The president didn’t bring up Russia, which has said former president Barack Obama’s “red line” remarks prompted the attacks. Obama dubbed the use of chemical weapons in Syria as a “red line,” an ultimatum that led to threats of physical force against Assad before a peaceful resolution was reached instead.

Another issue that did not come up at Wednesday’s press conference was the White House memo that no longer lists chief strategist Steve Bannon on the National Security Council’s Principals Committee. That group consists of the president’s top national security officials and considers how policy affects national security.

Abdullah also condemned the chemical attack in Syria, saying it was a result of international failures. Assad said he “fully” supports and endorses the president as he looks at the possibility of intervening abroad.

Abdullah expressed his appreciation and support of Mr. Trump in the fight against terrorism.

“Terrorism has no borders, no nationality, no religion,” Abdullah said, adding the role of the U.S. is “key.”

Abdullah said the U.S. can’t do all of the heavy-lifting,” emphasizing the need of foreign countries to aid the U.S. to eliminate this “national scourge” of terrorism. 

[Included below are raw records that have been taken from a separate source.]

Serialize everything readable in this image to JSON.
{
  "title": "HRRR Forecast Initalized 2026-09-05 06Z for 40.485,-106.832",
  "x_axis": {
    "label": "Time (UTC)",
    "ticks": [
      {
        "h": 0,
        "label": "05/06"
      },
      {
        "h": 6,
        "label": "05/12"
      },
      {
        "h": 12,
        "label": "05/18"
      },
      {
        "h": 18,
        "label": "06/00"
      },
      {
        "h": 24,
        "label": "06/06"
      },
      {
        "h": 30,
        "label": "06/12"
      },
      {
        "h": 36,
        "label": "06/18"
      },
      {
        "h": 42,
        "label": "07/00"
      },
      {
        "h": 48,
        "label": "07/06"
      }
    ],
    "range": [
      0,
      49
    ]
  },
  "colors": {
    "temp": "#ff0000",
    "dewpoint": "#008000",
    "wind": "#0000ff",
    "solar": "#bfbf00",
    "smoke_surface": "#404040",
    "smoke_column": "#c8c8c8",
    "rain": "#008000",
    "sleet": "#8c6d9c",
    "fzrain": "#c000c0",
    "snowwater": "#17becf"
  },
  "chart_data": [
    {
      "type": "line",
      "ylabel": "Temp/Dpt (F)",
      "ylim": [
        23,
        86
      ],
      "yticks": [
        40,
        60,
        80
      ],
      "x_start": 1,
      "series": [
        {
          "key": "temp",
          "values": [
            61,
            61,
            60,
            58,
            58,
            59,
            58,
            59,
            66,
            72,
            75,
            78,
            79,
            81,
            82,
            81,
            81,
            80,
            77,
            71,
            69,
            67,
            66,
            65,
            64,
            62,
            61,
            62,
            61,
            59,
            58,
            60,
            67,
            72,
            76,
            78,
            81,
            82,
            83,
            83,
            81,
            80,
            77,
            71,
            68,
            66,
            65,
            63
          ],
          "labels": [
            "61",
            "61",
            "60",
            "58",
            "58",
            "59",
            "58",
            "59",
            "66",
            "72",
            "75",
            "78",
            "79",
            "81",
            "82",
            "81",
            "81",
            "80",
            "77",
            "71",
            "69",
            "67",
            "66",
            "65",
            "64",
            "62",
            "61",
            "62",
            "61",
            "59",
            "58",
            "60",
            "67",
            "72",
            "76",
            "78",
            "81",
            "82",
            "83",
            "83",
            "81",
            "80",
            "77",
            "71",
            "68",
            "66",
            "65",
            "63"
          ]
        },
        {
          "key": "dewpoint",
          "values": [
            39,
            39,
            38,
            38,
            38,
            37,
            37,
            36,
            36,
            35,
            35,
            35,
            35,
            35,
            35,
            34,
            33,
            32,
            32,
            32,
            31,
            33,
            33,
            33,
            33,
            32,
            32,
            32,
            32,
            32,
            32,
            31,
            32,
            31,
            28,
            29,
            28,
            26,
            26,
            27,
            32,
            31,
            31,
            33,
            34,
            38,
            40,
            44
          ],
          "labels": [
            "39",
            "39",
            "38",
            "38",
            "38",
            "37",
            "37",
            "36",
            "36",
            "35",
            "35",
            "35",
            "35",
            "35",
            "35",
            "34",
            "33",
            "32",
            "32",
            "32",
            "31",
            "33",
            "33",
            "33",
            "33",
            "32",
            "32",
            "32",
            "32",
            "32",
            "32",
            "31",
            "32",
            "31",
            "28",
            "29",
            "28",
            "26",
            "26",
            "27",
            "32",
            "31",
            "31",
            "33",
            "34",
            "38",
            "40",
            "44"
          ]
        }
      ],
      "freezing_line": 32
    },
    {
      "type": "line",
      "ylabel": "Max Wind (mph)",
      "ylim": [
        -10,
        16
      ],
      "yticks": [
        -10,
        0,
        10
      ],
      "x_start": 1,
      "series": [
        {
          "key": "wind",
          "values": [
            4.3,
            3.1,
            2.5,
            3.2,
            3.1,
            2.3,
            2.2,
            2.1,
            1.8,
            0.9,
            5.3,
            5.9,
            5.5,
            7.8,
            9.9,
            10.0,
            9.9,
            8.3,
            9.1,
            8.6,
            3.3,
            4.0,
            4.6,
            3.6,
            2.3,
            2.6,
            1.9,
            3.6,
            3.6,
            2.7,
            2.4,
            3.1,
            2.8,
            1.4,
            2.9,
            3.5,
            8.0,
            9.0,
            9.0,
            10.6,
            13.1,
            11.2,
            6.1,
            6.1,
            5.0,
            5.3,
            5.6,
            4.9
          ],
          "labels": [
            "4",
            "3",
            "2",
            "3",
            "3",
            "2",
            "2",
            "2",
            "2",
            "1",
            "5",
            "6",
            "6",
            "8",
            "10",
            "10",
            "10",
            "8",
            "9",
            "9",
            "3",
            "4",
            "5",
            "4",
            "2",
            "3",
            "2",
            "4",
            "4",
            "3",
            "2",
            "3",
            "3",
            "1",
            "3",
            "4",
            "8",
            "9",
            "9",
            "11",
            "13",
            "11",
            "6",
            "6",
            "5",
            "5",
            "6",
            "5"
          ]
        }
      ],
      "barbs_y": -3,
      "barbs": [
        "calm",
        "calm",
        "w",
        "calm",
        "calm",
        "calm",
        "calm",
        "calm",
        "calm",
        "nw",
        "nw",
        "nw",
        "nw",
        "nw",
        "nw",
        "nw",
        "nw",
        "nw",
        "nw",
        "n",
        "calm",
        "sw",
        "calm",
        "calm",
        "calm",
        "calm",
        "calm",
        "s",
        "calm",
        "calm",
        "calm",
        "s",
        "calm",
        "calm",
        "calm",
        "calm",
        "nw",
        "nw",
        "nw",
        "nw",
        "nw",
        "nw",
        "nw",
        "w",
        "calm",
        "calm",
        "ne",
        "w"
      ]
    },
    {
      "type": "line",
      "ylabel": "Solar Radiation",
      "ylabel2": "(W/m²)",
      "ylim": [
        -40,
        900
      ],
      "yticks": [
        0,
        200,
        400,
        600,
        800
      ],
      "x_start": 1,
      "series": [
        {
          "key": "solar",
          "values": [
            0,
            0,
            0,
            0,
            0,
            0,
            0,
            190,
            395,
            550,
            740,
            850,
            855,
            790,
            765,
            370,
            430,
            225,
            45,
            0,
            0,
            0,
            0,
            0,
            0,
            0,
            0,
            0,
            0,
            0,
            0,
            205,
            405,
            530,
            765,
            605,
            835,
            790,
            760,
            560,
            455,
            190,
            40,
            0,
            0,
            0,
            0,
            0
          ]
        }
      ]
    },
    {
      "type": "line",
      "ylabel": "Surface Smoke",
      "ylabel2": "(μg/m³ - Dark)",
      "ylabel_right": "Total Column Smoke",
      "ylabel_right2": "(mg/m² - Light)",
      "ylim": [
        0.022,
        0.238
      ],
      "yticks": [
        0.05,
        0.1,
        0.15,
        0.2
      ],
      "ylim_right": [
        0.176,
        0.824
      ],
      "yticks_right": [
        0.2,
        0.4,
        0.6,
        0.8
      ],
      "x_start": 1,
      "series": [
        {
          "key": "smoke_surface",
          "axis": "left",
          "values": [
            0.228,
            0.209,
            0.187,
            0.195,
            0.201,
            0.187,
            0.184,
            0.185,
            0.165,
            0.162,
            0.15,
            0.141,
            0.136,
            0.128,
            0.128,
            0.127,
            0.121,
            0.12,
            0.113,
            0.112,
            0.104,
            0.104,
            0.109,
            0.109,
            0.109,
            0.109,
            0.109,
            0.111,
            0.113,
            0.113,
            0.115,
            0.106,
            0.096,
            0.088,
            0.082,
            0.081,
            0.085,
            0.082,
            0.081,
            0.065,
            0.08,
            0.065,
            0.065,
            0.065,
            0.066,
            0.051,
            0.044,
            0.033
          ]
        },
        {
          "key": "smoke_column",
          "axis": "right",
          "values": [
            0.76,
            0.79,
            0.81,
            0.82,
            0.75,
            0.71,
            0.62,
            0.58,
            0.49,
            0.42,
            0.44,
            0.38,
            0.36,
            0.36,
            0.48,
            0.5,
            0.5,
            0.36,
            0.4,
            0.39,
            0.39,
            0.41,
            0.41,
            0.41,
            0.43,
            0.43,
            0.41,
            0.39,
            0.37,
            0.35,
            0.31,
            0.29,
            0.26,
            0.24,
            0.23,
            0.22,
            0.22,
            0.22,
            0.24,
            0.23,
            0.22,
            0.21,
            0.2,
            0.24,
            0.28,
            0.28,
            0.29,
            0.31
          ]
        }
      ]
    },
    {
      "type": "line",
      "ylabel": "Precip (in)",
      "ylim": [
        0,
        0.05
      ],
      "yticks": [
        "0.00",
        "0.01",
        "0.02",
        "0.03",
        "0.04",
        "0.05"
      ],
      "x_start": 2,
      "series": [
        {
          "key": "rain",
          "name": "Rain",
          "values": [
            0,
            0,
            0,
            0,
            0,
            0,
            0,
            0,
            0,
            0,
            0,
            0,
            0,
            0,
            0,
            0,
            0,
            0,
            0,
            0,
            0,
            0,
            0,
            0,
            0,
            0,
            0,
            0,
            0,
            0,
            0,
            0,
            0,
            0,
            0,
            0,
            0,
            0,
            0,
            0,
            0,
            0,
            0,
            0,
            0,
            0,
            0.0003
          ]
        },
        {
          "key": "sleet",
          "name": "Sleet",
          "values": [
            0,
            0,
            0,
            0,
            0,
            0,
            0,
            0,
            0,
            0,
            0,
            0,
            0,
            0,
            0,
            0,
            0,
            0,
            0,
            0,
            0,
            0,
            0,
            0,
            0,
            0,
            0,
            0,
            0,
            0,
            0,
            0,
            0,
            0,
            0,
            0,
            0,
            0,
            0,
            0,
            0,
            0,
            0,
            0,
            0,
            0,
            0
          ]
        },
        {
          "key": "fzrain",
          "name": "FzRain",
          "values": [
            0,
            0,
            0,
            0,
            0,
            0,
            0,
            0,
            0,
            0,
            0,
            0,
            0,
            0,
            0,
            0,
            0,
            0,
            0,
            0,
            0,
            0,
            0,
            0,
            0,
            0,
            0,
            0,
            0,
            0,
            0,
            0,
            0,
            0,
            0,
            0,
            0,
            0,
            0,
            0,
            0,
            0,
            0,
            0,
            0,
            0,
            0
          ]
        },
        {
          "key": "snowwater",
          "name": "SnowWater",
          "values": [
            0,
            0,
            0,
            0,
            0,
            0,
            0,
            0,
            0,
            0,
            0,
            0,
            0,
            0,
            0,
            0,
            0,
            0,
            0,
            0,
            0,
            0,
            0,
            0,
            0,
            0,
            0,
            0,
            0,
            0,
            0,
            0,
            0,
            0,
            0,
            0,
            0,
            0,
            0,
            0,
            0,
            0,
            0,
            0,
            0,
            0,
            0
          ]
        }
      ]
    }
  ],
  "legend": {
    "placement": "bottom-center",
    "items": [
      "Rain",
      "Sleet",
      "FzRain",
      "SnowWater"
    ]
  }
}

Abdullah is often considered one of the closest, if not the closest, U.S. allies in the Middle East. This isn’t the first time Mr. Trump has met with the Jordanian king. Mr. Trump in February met with Abdullah and discussed the possibility of establishing safe zones in Syria.


1:36 p.m. The press conference has ended. 

1:27: Mr. Trump said the chemical attack in Syria has had a “big impact” on him — so much so that he is approach to Syria and Assad “has changed very much.” 

“That attack on children had a big impact on me,” Mr. Trump said. “Big impact.”

1:24: Mr. Trump, asked if he still blames former President Obama for the Syrian chemical attacks, said he thinks the Obama administration missed a great opportunity. But pressed further, he said he bears the responsibility for what happens abroad going forward. 

“I now have responsibility and I will have that responsibility and carry it very proudly,” he said. 

1:22 p.m. Abdullah says the Syrian chemical attack is a result of international failures, and said he “fully” supports and endorses the president as he looks to intervene abroad in Syria. 

1:18 p.m. Abdullah says he and Mr. Trump have had a “very good round of talks,” and thanks Mr. Trump for his partnership, particularly in the fight against terrorism. 

“Terrorism has no borders, no nationality, no religion,” Abdullah said, adding the role of the U.S. is “key.” But Abdullah said the U.S. can’t do all of the heavy-lifting,” emphasizing the need of foreign countries to aid the U.S. to eliminate this “national scourge” of terrorism. 

1:15 p.m. Mr. Trump says the fight against ISIS will be “shorter” than many people think it will be. 

1:14 p.m.: Mr. Trump says Jordan has tremendous support from the U.S., thanks Abdullah for his partnership. Mr. Trump says the U.S. is “blessed” to have such a determined partner in Abdullah.

1:12 p.m.:  Mr. Trump opens with the Syrian chemical attack horrific, decries horror of the deaths of even “beautiful little babies.” Mr. Trump says these horrors of the Assad “regime” “cannot be tolerated.”

1:11 p.m. Mr. Trump and King Abdullah II enter the White House Rose Garden.